To start with he had kept glancing impatiently at his watch, but now he wanted time to go slower and slower, fascinated to see the head emerging more human than himself. That man had mortgage problems, and shouldn’t have bought a big house in Chester Terrace to impress the Tory Party. That man needed to nail Si Greenbridge, curb his father’s excesses and sell more than David Pulborough.
Jupiter loved his wife Hanna, but he was suddenly filled with lust for this girl with her black legs apart, the soft curve of her breast and her darting eyes.
‘You’re very good at keeping still.’ She smiled at him adorably, head on one side. ‘Apparently the person with the stillest face is the Duke of Edinburgh. I haven’t made your eyes deep set enough.’
Telephone messages for Raymond from Greyhound Rescue, from television producers and newspapers, from the NSPCC wanting him to open a fête, from artists wanting money, piled up on the machine.
Emerald was now doing Jupiter’s thick dark locks – his one vanity – applying clay in a frenzy. The sculpture took on even more reality with his hair. Emerald’s eyes were darting quicker and quicker, her little hands and nails burnt umber like his Aunt Lily’s after gardening.
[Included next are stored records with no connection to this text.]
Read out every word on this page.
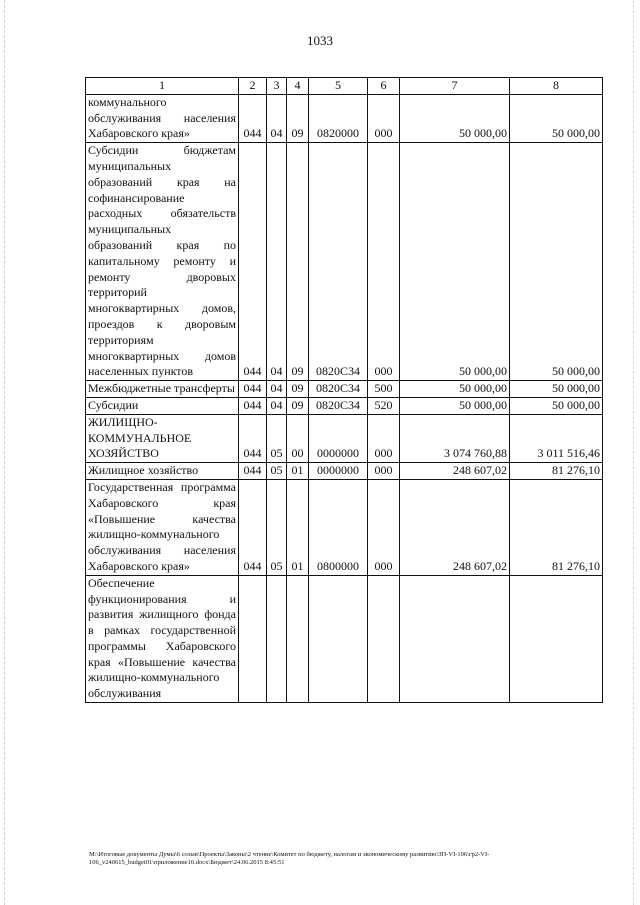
1033
1	2	3	4	5	6	7	8
коммунального обслуживания населения Хабаровского края»	044	04	09	0820000	000	50 000,00	50 000,00
Субсидии бюджетам муниципальных образований края на софинансирование расходных обязательств муниципальных образований края по капитальному ремонту и ремонту дворовых территорий многоквартирных домов, проездов к дворовым территориям многоквартирных домов населенных пунктов	044	04	09	0820С34	000	50 000,00	50 000,00
Межбюджетные трансферты	044	04	09	0820С34	500	50 000,00	50 000,00
Субсидии	044	04	09	0820С34	520	50 000,00	50 000,00
ЖИЛИЩНО-КОММУНАЛЬНОЕ ХОЗЯЙСТВО	044	05	00	0000000	000	3 074 760,88	3 011 516,46
Жилищное хозяйство	044	05	01	0000000	000	248 607,02	81 276,10
Государственная программа Хабаровского края «Повышение качества жилищно-коммунального обслуживания населения Хабаровского края»	044	05	01	0800000	000	248 607,02	81 276,10
Обеспечение функционирования и развития жилищного фонда в рамках государственной программы Хабаровского края «Повышение качества жилищно-коммунального обслуживания							
M:\Итоговые документы Думы\6 созыв\Проекты\Законы\2 чтение\Комитет по бюджету, налогам и экономическому развитию\ЗП-VI-106\гр2-VI-106_v240615_budget01\приложение10.docx\Бюджет\24.06.2015 8:45:51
I’ve met this girl before, he thought. Next moment she leant back, stretching and flexing her aching fingers and shoulders.
‘OK. Thanks awfully.’
It was a few moments before they realized the bell was ringing insistently accompanied with banging. Outside was Kevin Coley, a petfood billionaire, whom the Belvedons nicknamed Mr Ditherer, because of his infuriating habit of buying paintings after a good lunch and changing his mind next day.